Doch nicht nur die Geheimnisse der Vermessung haben es dem 65-Jährigen angetan. Vor allem die Entwicklung der internationalen Beziehungen im Segelsport üben auf ihn einen großen Reiz aus. Beeindruckt ist er, wie sich Polen und insbesondere Estland in den vergangenen Jahren zu Top-Nationen im ORC-Bereich entwickelt haben. Daher geht er auch davon aus, dass die WM im kommenden Jahr vor Tallinn ein großartiges Event werden wird. „Für diese Internationalität setze ich mich gern ein. Das ist spannend, dazu habe ich große Lust.“ Und Eckhard von der Mosel kann dafür auch 25-jährige Erfahrung als Regatta-Organisator einbringen. Von 1994 an war er der Leiter der Seeregatten im Kieler Yacht-Club – mit der Kieler Woche, dem von ihm initiierten Blueribboncup und dem Höhepunkt, der WM 2014 vor Schilksee. Nach der Heim-WM gab er den Posten im KYC an Eckart Reinke, Stefan Kunstmann und Ralf Paulsen ab, kümmert sich aber weiterhin um den blueribboncup (BRC) und die Norddeutsche Immobilien Regatta (NoIR)
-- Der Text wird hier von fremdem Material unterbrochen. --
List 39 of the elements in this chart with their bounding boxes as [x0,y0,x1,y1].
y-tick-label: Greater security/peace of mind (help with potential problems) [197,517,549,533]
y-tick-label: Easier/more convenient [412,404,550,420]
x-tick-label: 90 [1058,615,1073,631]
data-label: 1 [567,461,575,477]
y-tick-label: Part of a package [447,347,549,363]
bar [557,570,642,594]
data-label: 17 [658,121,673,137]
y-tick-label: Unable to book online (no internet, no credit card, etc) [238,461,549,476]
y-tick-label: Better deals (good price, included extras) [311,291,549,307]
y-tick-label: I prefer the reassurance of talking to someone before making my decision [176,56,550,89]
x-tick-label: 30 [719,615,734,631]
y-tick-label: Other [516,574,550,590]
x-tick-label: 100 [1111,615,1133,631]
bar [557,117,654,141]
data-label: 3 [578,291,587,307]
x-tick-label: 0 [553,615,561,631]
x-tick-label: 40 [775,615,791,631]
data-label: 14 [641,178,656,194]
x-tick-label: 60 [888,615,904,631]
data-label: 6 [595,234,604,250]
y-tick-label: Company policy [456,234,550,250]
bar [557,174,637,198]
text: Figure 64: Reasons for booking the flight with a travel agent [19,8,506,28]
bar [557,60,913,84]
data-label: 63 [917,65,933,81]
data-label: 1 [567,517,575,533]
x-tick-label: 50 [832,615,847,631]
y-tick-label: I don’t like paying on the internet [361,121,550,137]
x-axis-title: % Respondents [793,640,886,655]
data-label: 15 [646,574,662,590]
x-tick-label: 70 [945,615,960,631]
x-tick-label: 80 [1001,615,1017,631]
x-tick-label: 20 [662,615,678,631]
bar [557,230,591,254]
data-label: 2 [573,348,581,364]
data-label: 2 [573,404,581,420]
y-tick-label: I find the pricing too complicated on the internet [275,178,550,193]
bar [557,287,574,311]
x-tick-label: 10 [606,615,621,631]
Seine neuen Aufgaben im ORC wird Eckhard von der Mosel nun mit dem weiteren ORC-Vorstand um den Vorsitzenden Bruno Finzi, Schatzmeister Patrick Lindquist sowie die ebenfalls neu gewählten Vize-Vorsitzenden Thomas Nilsson (Norwegen) und Akis Tsalikis (Griechenland) abstimmen: „Eine fast logische Aufgabe ist durch meinen Beruf die Übernahme von Aufgaben im juristischen und Regelbereich. Aber ich möchte mich auch gern für den nordeuropäischen Raum engagieren, zu Bewerbungen für die Austragung internationaler Meisterschaften anspornen.“ Denn der Erfolg des ORC hängt auch vom Erfolg der Großevents ab, und dafür müssen potenzielle Ausrichter einige Kriterien erfüllen: „Die Auswahl hängt davon ab, dass der Ort eine gute Infrastruktur bietet, gut zu erreichen ist und über eine erfahrene Wettfahrtleitung verfügt. Aber es gehört viel Arbeit dazu, um zu erfahren, warum ein Ort gern angesteuert wird.“

In diese Arbeit will sich von der Mosel nun stürzen – über Online-Netzwerke, die sich inzwischen mit den ORC-Verantwortlichen im Ostseeraum gut entwickelt haben. Wichtig dabei ist, dass sich der Kieler der Unterstützung seiner Ehefrau Dina sicher ist. Sie ist selbst begeisterte Seglerin, genießt die kurzen Segeltörns mit einem Zugvogel auf dem Plöner See und die Ostsee-Urlaube auf der Luffe 44, am liebsten an der schwedischen Ostküste in der Schärenwelt bis hinauf nach Stockholm.

Im Rückblick auf 2020 musste das ORC, dem inzwischen 35 Länder angehören, zwar den Verzicht auf sämtliche internationale Meisterschaften verkraften. Damit ging auch ein Rückgang der ORC-Zertifikate um 24 Prozent einher. Doch laut dem Schatzmeister Patrick Lindquist (Finnland) ist der der Verband finanziell solide aufgestellt. Und untätig waren die ORC-Verantwortlichen in der abgelaufenen Saison nicht. 15 Vorschläge zur Verbesserung der Vermessungsformel gingen ein. Designer, Programmierer und Technologie-Experten sind inzwischen damit beschäftigt, sowohl Foil-Konfigurationen in die Formel einzuberechnen als auch eine ORC Multihull Rule (ORC mh) zu erstellen, die in der kommenden Saison versuchsweise angewendet werden soll. Weitgehend unverändert werden dagegen die ORC-Formeln für die Einrümpfer und Superyachten bleiben.